Author: datascience@berkeley Staff
Whether you know it or not, you’ve probably been taking advantage of the benefits of machine learning for years. Most of us would find it hard to go a full day without using at least one app or web service driven by machine learning. But what is machine learning?
Though the term machine learning has become increasingly common, many still don’t know exactly what it means and how it is applied. Nor do they understand the role of machine learning algorithms and datasets in data science. We will examine how machine learning is defined as a tool used by data scientists and take a bird’s-eye view of how it was developed, how it is currently being used, and what lies ahead as it continues to evolve.
Definition of Machine Learning
The basic concept of machine learning in data science involves using statistical learning and optimization methods that let computers analyze datasets and identify patterns (view a visual of machine learning via R2D3).
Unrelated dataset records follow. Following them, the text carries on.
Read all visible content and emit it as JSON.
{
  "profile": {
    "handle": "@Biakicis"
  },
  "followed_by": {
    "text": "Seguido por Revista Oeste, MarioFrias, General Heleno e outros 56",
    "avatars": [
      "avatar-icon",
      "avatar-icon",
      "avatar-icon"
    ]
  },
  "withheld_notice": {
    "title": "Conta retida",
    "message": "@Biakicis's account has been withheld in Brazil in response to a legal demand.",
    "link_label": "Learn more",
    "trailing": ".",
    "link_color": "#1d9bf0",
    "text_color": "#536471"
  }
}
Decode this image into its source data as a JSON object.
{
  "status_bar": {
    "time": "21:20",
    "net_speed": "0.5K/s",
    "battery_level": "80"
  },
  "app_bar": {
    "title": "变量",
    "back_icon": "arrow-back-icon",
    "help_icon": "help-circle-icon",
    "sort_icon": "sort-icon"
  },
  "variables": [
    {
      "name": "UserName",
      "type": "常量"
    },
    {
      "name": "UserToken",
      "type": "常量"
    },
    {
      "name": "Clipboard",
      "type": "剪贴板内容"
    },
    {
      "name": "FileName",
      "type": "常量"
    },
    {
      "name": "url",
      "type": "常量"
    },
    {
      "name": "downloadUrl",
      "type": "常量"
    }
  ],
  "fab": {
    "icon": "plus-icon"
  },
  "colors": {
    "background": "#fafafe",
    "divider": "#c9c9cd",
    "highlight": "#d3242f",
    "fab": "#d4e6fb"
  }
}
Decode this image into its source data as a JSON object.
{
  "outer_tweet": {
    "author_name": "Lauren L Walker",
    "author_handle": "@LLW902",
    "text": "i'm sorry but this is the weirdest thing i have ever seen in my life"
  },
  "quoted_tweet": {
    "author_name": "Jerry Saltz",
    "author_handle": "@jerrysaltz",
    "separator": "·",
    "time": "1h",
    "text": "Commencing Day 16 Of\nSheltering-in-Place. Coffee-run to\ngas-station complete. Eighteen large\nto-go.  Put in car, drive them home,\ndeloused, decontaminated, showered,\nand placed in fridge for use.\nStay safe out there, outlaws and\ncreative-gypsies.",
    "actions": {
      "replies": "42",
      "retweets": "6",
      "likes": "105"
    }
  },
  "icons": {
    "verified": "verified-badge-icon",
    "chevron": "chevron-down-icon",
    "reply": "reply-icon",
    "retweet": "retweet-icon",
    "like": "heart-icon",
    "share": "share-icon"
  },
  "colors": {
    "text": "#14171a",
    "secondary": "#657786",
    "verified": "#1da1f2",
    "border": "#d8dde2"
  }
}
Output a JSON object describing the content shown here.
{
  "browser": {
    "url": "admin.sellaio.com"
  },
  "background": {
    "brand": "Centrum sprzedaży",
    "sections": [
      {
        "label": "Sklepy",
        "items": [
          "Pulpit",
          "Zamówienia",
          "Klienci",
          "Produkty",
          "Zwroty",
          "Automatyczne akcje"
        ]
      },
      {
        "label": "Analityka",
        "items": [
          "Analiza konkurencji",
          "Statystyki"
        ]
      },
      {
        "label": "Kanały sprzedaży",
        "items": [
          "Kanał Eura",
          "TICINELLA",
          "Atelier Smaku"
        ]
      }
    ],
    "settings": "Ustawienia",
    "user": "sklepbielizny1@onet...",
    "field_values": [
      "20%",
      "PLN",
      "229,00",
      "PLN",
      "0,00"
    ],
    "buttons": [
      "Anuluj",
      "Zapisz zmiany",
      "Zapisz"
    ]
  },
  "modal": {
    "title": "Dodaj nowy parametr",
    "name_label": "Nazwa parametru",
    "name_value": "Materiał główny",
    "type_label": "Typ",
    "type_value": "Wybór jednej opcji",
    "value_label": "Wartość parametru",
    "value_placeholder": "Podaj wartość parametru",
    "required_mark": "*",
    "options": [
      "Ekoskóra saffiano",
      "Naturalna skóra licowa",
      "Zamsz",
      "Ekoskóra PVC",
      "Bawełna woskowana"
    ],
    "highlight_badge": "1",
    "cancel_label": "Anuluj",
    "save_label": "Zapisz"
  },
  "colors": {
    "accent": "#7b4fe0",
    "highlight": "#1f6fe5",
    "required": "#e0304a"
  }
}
Machine learning techniques leverage data mining to identify historic trends to inform future models.
The typical supervised machine learning algorithm consists of (roughly) three components:
- A decision process: A recipe of calculations or other steps that takes in the data and returns a “guess” at the kind of pattern in the data your algorithm is looking to find.
- An error function: A method of measuring how good the guess was by comparing it to known examples (when they are available). Did the decision process get it right? If not, how do you quantify “how bad” the miss was?
- An updating or optimization process: Where the algorithm looks at the miss and then updates how the decision process comes to the final decision so that the next time the miss won’t be as great.
For example, if you’re building a movie recommender, your algorithm’s decision process might look at how similar a given movie is to other movies you’ve watched and come up with a weighting system for different features.
During the training process, the algorithm goes through the movies you have watched and weights different properties. Is it a sci-fi movie? Is it funny? The algorithm then tests out whether it ends up recommending movies that you (or people like you) actually watched. If it gets it right, the weights it used stay the same; if it gets a movie wrong, the weights that led to the wrong decision get turned down so it doesn’t make that kind of mistake again.
Since a machine learning algorithm updates autonomously, the analytical accuracy improves with each run as it teaches itself from the data it analyzes. This iterative nature of learning is both unique and valuable because it occurs without human intervention — providing the ability to uncover hidden insights without being specifically programmed to do so.
What Are Some Machine Learning Methods?
Many machine learning models are defined by the presence or absence of human influence on raw data — whether a reward is offered, specific feedback is given or labels are used.
- Supervised learning: The dataset being used has been pre-labeled and classified by users to allow the algorithm to see how accurate its performance is.
- Unsupervised learning: The raw dataset being used is unlabeled and an algorithm identifies patterns and relationships within the data without help from users.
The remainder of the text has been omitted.